The draws for the group stage of the championship were made on 24 April 2023

=== Group A ===

| Team | Matches | Score | Pts | | | | | |
| Pld | W | D | L | For | Against | Diff | | |
| Navan O'Mahonys | 3 | 2 | 1 | 0 | 52 | 43 | +9 | 5 |
| Rathkenny | 3 | 1 | 1 | 1 | 51 | 39 | +12 | 3 |
| Drumbaragh Emmets | 3 | 1 | 0 | 2 | 42 | 61 | -19 | 2 |
| Oldcastle | 3 | 0 | 2 | 1 | 39 | 41 | -2 | 2 |

=== Group B ===

| Team | Matches | Score | Pts | | | | | |
| Pld | W | D | L | For | Against | Diff | | |
| Duleek/Bellewstown | 3 | 3 | 0 | 0 | 46 | 33 | +13 | 6 |
| Castletown | 3 | 2 | 0 | 1 | 46 | 45 | +1 | 4 |
| St. Michael's | 3 | 1 | 0 | 2 | 36 | 42 | -6 | 2 |
| Blackhall Gaels | 3 | 0 | 0 | 3 | 36 | 44 | -8 | 0 |

=== Group C ===

| Team | Matches | Score | Pts | | | | | |
| Pld | W | D | L | For | Against | Diff | | |
| Walterstown | 3 | 3 | 0 | 0 | 61 | 42 | +19 | 6 |
| Ballivor | 3 | 2 | 0 | 1 | 65 | 35 | +30 | 4 |
| Nobber | 3 | 1 | 0 | 2 | 35 | 61 | -26 | 2 |
| Longwood | 3 | 0 | 0 | 3 | 45 | 68 | -23 | 0 |

=== Group D ===

| Team | Matches | Score | Pts | | | | | |
| Pld | W | D | L | For | Against | Diff | | |
| St. Patrick's | 3 | 3 | 0 | 0 | 47 | 34 | +13 | 6 |
| Meath Hill | 3 | 2 | 0 | 1 | 51 | 30 | +21 | 4 |
| Bective | 3 | 1 | 0 | 2 | 43 | 49 | -6 | 2 |
| Dunderry | 3 | 0 | 0 | 3 | 26 | 54 | -28 | 0 |

== Knock-out stage ==
The 1st and 2nd placed teams in each group qualified for the quarter-finals. Quarter Final pairings were drawn with one group winner and one 2nd placed team in each pair with no repeat pairings from group stages. Semi Final pairings were determined by an open draw. The draw for the Quarter-finals and Semi-Finals took place on the 28 August 2023.

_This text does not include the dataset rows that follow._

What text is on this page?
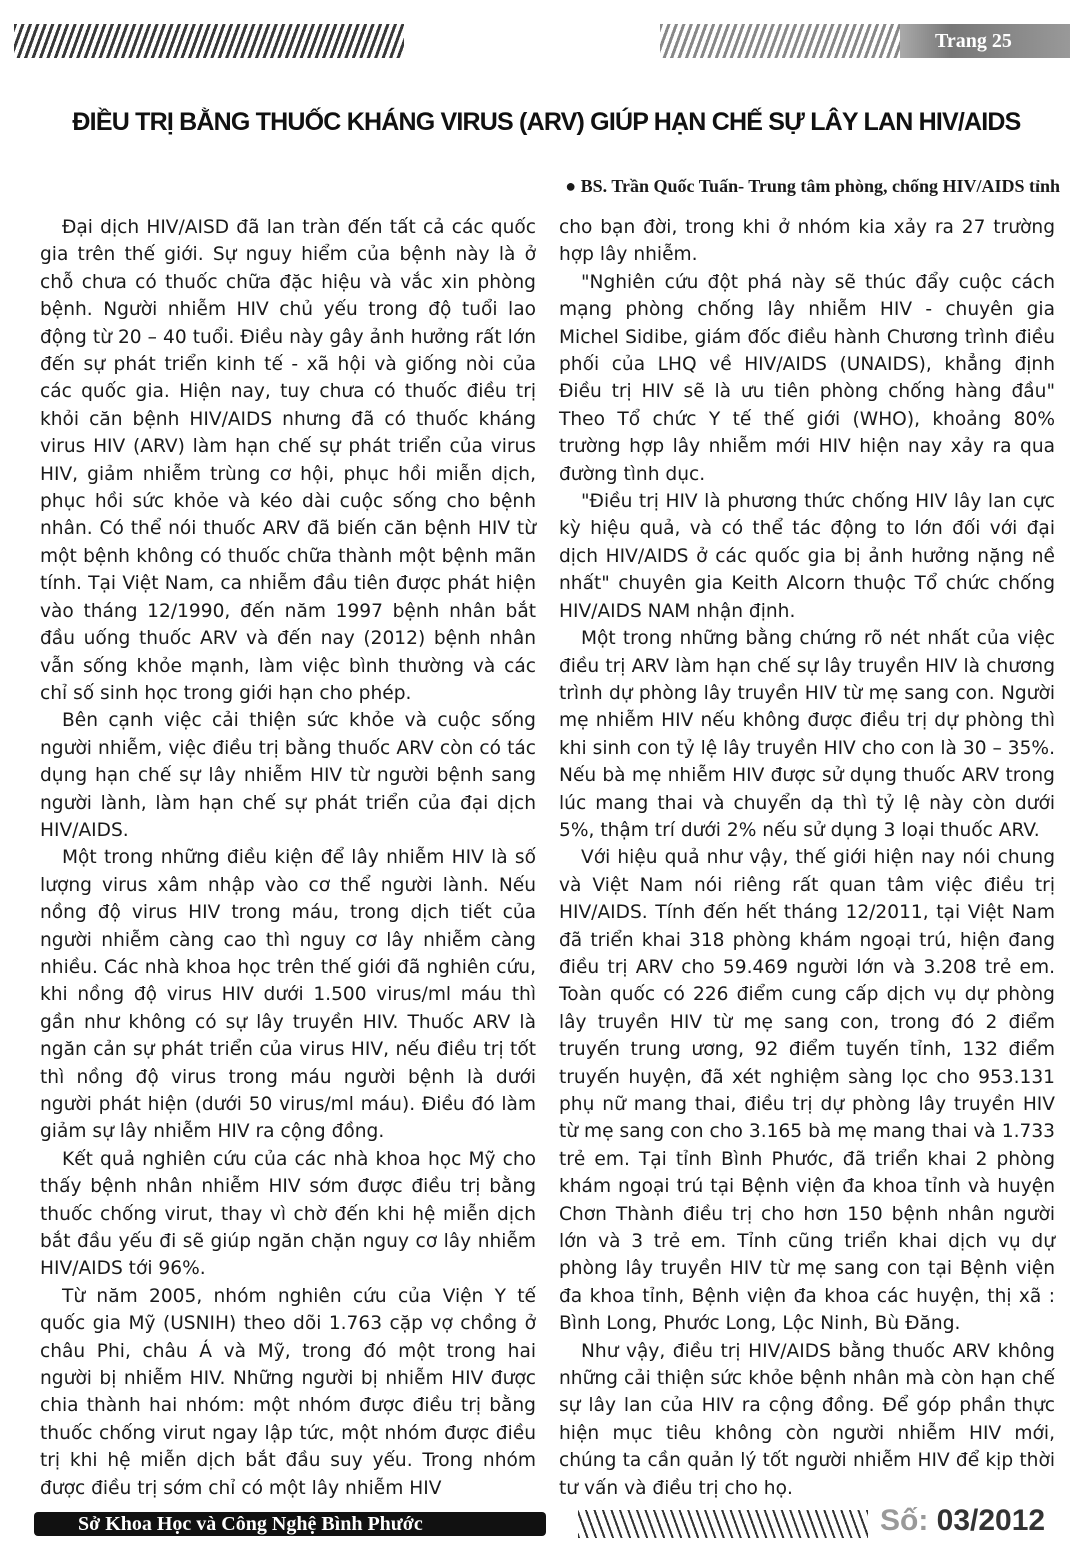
Trang 25
ĐIỀU TRỊ BẰNG THUỐC KHÁNG VIRUS (ARV) GIÚP HẠN CHẾ SỰ LÂY LAN HIV/AIDS
● BS. Trần Quốc Tuấn- Trung tâm phòng, chống HIV/AIDS tỉnh

Đại dịch HIV/AISD đã lan tràn đến tất cả các quốc gia trên thế giới. Sự nguy hiểm của bệnh này là ở chỗ chưa có thuốc chữa đặc hiệu và vắc xin phòng bệnh. Người nhiễm HIV chủ yếu trong độ tuổi lao động từ 20 – 40 tuổi. Điều này gây ảnh hưởng rất lớn đến sự phát triển kinh tế - xã hội và giống nòi của các quốc gia. Hiện nay, tuy chưa có thuốc điều trị khỏi căn bệnh HIV/AIDS nhưng đã có thuốc kháng virus HIV (ARV) làm hạn chế sự phát triển của virus HIV, giảm nhiễm trùng cơ hội, phục hồi miễn dịch, phục hồi sức khỏe và kéo dài cuộc sống cho bệnh nhân. Có thể nói thuốc ARV đã biến căn bệnh HIV từ một bệnh không có thuốc chữa thành một bệnh mãn tính. Tại Việt Nam, ca nhiễm đầu tiên được phát hiện vào tháng 12/1990, đến năm 1997 bệnh nhân bắt đầu uống thuốc ARV và đến nay (2012) bệnh nhân vẫn sống khỏe mạnh, làm việc bình thường và các chỉ số sinh học trong giới hạn cho phép.

Bên cạnh việc cải thiện sức khỏe và cuộc sống người nhiễm, việc điều trị bằng thuốc ARV còn có tác dụng hạn chế sự lây nhiễm HIV từ người bệnh sang người lành, làm hạn chế sự phát triển của đại dịch HIV/AIDS.

Một trong những điều kiện để lây nhiễm HIV là số lượng virus xâm nhập vào cơ thể người lành. Nếu nồng độ virus HIV trong máu, trong dịch tiết của người nhiễm càng cao thì nguy cơ lây nhiễm càng nhiều. Các nhà khoa học trên thế giới đã nghiên cứu, khi nồng độ virus HIV dưới 1.500 virus/ml máu thì gần như không có sự lây truyền HIV. Thuốc ARV là ngăn cản sự phát triển của virus HIV, nếu điều trị tốt thì nồng độ virus trong máu người bệnh là dưới người phát hiện (dưới 50 virus/ml máu). Điều đó làm giảm sự lây nhiễm HIV ra cộng đồng.

Kết quả nghiên cứu của các nhà khoa học Mỹ cho thấy bệnh nhân nhiễm HIV sớm được điều trị bằng thuốc chống virut, thay vì chờ đến khi hệ miễn dịch bắt đầu yếu đi sẽ giúp ngăn chặn nguy cơ lây nhiễm HIV/AIDS tới 96%.

Từ năm 2005, nhóm nghiên cứu của Viện Y tế quốc gia Mỹ (USNIH) theo dõi 1.763 cặp vợ chồng ở châu Phi, châu Á và Mỹ, trong đó một trong hai người bị nhiễm HIV. Những người bị nhiễm HIV được chia thành hai nhóm: một nhóm được điều trị bằng thuốc chống virut ngay lập tức, một nhóm được điều trị khi hệ miễn dịch bắt đầu suy yếu. Trong nhóm được điều trị sớm chỉ có một lây nhiễm HIV

cho bạn đời, trong khi ở nhóm kia xảy ra 27 trường hợp lây nhiễm.

"Nghiên cứu đột phá này sẽ thúc đẩy cuộc cách mạng phòng chống lây nhiễm HIV - chuyên gia Michel Sidibe, giám đốc điều hành Chương trình điều phối của LHQ về HIV/AIDS (UNAIDS), khẳng định Điều trị HIV sẽ là ưu tiên phòng chống hàng đầu" Theo Tổ chức Y tế thế giới (WHO), khoảng 80% trường hợp lây nhiễm mới HIV hiện nay xảy ra qua đường tình dục.

"Điều trị HIV là phương thức chống HIV lây lan cực kỳ hiệu quả, và có thể tác động to lớn đối với đại dịch HIV/AIDS ở các quốc gia bị ảnh hưởng nặng nề nhất" chuyên gia Keith Alcorn thuộc Tổ chức chống HIV/AIDS NAM nhận định.

Một trong những bằng chứng rõ nét nhất của việc điều trị ARV làm hạn chế sự lây truyền HIV là chương trình dự phòng lây truyền HIV từ mẹ sang con. Người mẹ nhiễm HIV nếu không được điều trị dự phòng thì khi sinh con tỷ lệ lây truyền HIV cho con là 30 – 35%. Nếu bà mẹ nhiễm HIV được sử dụng thuốc ARV trong lúc mang thai và chuyển dạ thì tỷ lệ này còn dưới 5%, thậm trí dưới 2% nếu sử dụng 3 loại thuốc ARV.

Với hiệu quả như vậy, thế giới hiện nay nói chung và Việt Nam nói riêng rất quan tâm việc điều trị HIV/AIDS. Tính đến hết tháng 12/2011, tại Việt Nam đã triển khai 318 phòng khám ngoại trú, hiện đang điều trị ARV cho 59.469 người lớn và 3.208 trẻ em. Toàn quốc có 226 điểm cung cấp dịch vụ dự phòng lây truyền HIV từ mẹ sang con, trong đó 2 điểm truyến trung ương, 92 điểm tuyến tỉnh, 132 điểm truyến huyện, đã xét nghiệm sàng lọc cho 953.131 phụ nữ mang thai, điều trị dự phòng lây truyền HIV từ mẹ sang con cho 3.165 bà mẹ mang thai và 1.733 trẻ em. Tại tỉnh Bình Phước, đã triển khai 2 phòng khám ngoại trú tại Bệnh viện đa khoa tỉnh và huyện Chơn Thành điều trị cho hơn 150 bệnh nhân người lớn và 3 trẻ em. Tỉnh cũng triển khai dịch vụ dự phòng lây truyền HIV từ mẹ sang con tại Bệnh viện đa khoa tỉnh, Bệnh viện đa khoa các huyện, thị xã : Bình Long, Phước Long, Lộc Ninh, Bù Đăng.

Như vậy, điều trị HIV/AIDS bằng thuốc ARV không những cải thiện sức khỏe bệnh nhân mà còn hạn chế sự lây lan của HIV ra cộng đồng. Để góp phần thực hiện mục tiêu không còn người nhiễm HIV mới, chúng ta cần quản lý tốt người nhiễm HIV để kịp thời tư vấn và điều trị cho họ.

Sở Khoa Học và Công Nghệ Bình Phước	Số: 03/2012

== Relegation play-offs ==
The relegation play-off consisted of the 3rd and 4th-placed finishers in each group. The winners of each playoff round retained their intermediate status while the outright loser was relegated to the Junior championship for 2024. The draw for the Relegation Quarter-finals and Semi-Finals took place on 28 August 2023.